This review was written for Horace’s Nintendo Switch release.
Horace is a story about a friendly robot on a quest to clean one million things. Except it’s not that simple. It’s never that simple. This is a glorious melting pot of beautiful artwork, clever references, and inimitably British humour all tied together by some rather hardcore platforming levels.
It was released in 2019, making its way to Switch in October last year, thus further confirming the handheld/home console hybrid’s true nature as an amazing portable indie game machine. And Horace is amazing – it is! The story is beautifully told, the gameplay is tight, and it has a heart of gold. It’s hard not to cheer for our gentle tin man as he jumps, dashes and… randomly inflates himself across the world. He’s a nice bloke, despite the overwhelming sense that most of the people around him just want to take advantage. There’s a lot of dark undertones to Horace, but they’re never lingered upon for long enough to subtract from the whimsical face it presents..
I was in love with Horace within moments. The mix of pixel art, chiptuned classical music and heartwarming, offbeat storytelling was speaking my language. It’s a slow start – the fundamentals of movement, layering new techniques in one at a time, getting you slowly acquainted with the Meat Boy-esque “Die all the time, revive very quickly” mechanics. The pacing is excellent, presenting you with new upgrades just as you think you might have a proper handle on the game’s flow, constantly disrupting and rejigging the game’s complexity. Probably the most significant and impactful change is the very first one, though – a pair of shoes that let Horace walk on walls and ceilings.
The levels – and eventually the ingenious bossfights – revolve around this. It takes a little while to wrap your head around, but when it eventually clicks, the sense of momentum is extraordinary. Enemy in the way? Just jump onto the goddamn ceiling and scoot the hell away. It’s essentially like giving the player the power to rotate the levels at will, and it’s used to maximum effect. Without spoiling anything, it gets mixed up with the other powers beautifully, often presenting the player with surprising challenges that look obscure at first but become incredibly simple in theory once you’ve got the gist of it.
Simple in theory. That’s the important part. Because for all the work Horace’s wit and charm does to delude you, to make you think that this game is your friend and it wants nothing more to elicit a good chuckle, it does eventually decide that you can go fuck yourself. It’s a tricky game – the instant revive does a lot to alleviate frustrations while you figure things out but as you progress the difficulty just slowly upticks to the point where I was no longer enjoying the challenge. The sometimes disorienting designs of the maps don’t help matters either – I spent about twenty minutes perfecting one section only to realise I was doing it in the wrong direction all along.
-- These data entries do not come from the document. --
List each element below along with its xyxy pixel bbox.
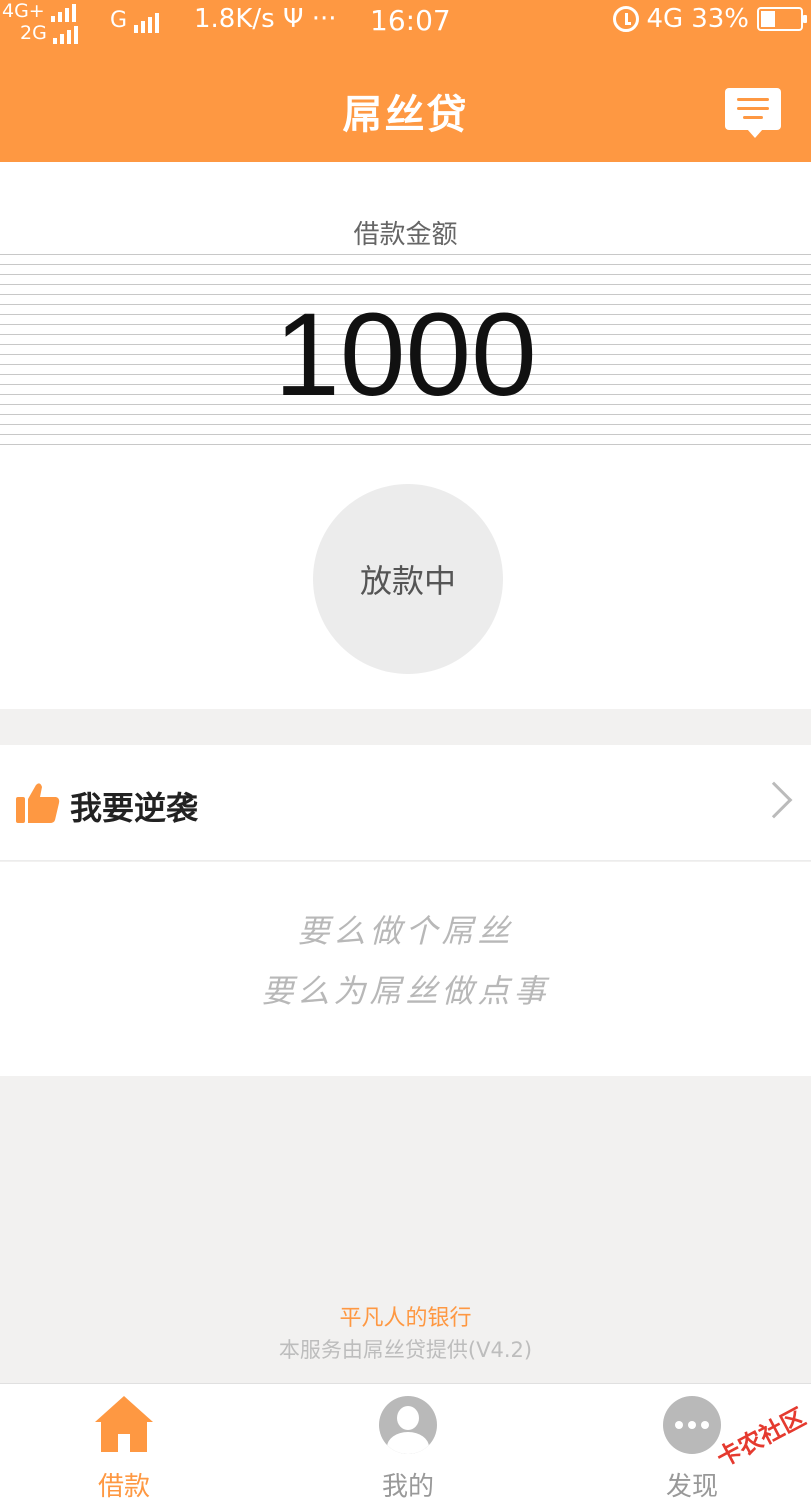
tab-loan-label: 借款 [97,1472,150,1500]
network-4g-label: 4G+ [2,0,45,22]
loan-status-button[interactable]: 放款中 [313,484,503,674]
network-2g-label: 2G [20,22,47,44]
network-4g-right-label: 4G [646,4,684,34]
footer-note: 本服务由屌丝贷提供(V4.2) [278,1338,533,1362]
slogan-box: 要么做个屌丝 要么为屌丝做点事 [0,862,811,1076]
slogan-line-2: 要么为屌丝做点事 [261,972,550,1010]
signal-bars-icon [52,22,81,44]
more-dots-icon: ··· [311,4,337,34]
network-g-label: G [110,8,128,33]
battery-percent: 33% [691,4,749,34]
tab-mine-label: 我的 [381,1472,434,1500]
tab-discover-label: 发现 [665,1472,718,1500]
nixi-label: 我要逆袭 [70,789,199,827]
status-right: 4G 33% [612,4,807,34]
loan-amount-label: 借款金额 [353,220,458,250]
status-time: 16:07 [370,4,451,37]
footer-tagline: 平凡人的银行 [339,1306,472,1331]
alarm-icon [612,6,639,32]
user-icon [379,1396,437,1454]
tab-loan[interactable]: 借款 [44,1384,204,1500]
signal-bars-icon [134,8,162,33]
net-speed-value: 1.8K/s [194,4,275,34]
network-indicator: 4G+ 2G [2,0,81,44]
loan-card: 借款金额 1000 放款中 [0,162,811,709]
page-title: 屌丝贷 [342,92,469,138]
loan-status-label: 放款中 [359,562,456,600]
tab-mine[interactable]: 我的 [328,1384,488,1500]
battery-icon [757,7,807,31]
net-speed: 1.8K/s Ψ ··· [194,4,337,34]
thumbs-up-icon [16,783,60,823]
loan-amount-value: 1000 [274,289,537,421]
top-bar: 4G+ 2G G 1.8K/s Ψ ··· 16:07 4G 33% 屌丝贷 [0,0,811,162]
bottom-tab-bar: 借款 我的 发现 [0,1383,811,1500]
usb-icon: Ψ [282,4,304,34]
home-icon [95,1396,153,1454]
network-g-indicator: G [110,8,162,33]
message-button[interactable] [725,88,781,138]
signal-bars-icon [50,0,79,22]
slogan-line-1: 要么做个屌丝 [297,912,514,950]
chevron-right-icon [755,781,793,819]
nixi-entry[interactable]: 我要逆袭 [0,745,811,861]
status-bar: 4G+ 2G G 1.8K/s Ψ ··· 16:07 4G 33% [0,0,811,44]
Fail enough times and the game condescendingly gives you a shield, and I accepted it every time with the energy of a man choosing methadone over heroin. I’m not sure it’s really a criticism. I’m sure many of the people reading this would be able to walk through Horace’s later challenges without breaking a sweat, and I think to an extent I was just feeling like that adorable robotic little bastard had led me on. “Yes, come here, laugh at the vintage British humour, enjoy my zany powers” He chirped, before grabbing the back of my face and ramming my face into an industrial cheesegrater repeatedly.
My possible trauma aside, Horace is a really great platforming experience. It pushes the boundaries of what we know the genre can do in terms of gameplay and storytelling, and even if you’re a bit of an incompetent fat-finger like me, you should definitely give it a go. You might not be able to finish it, but you’ll be enchanted by what you see.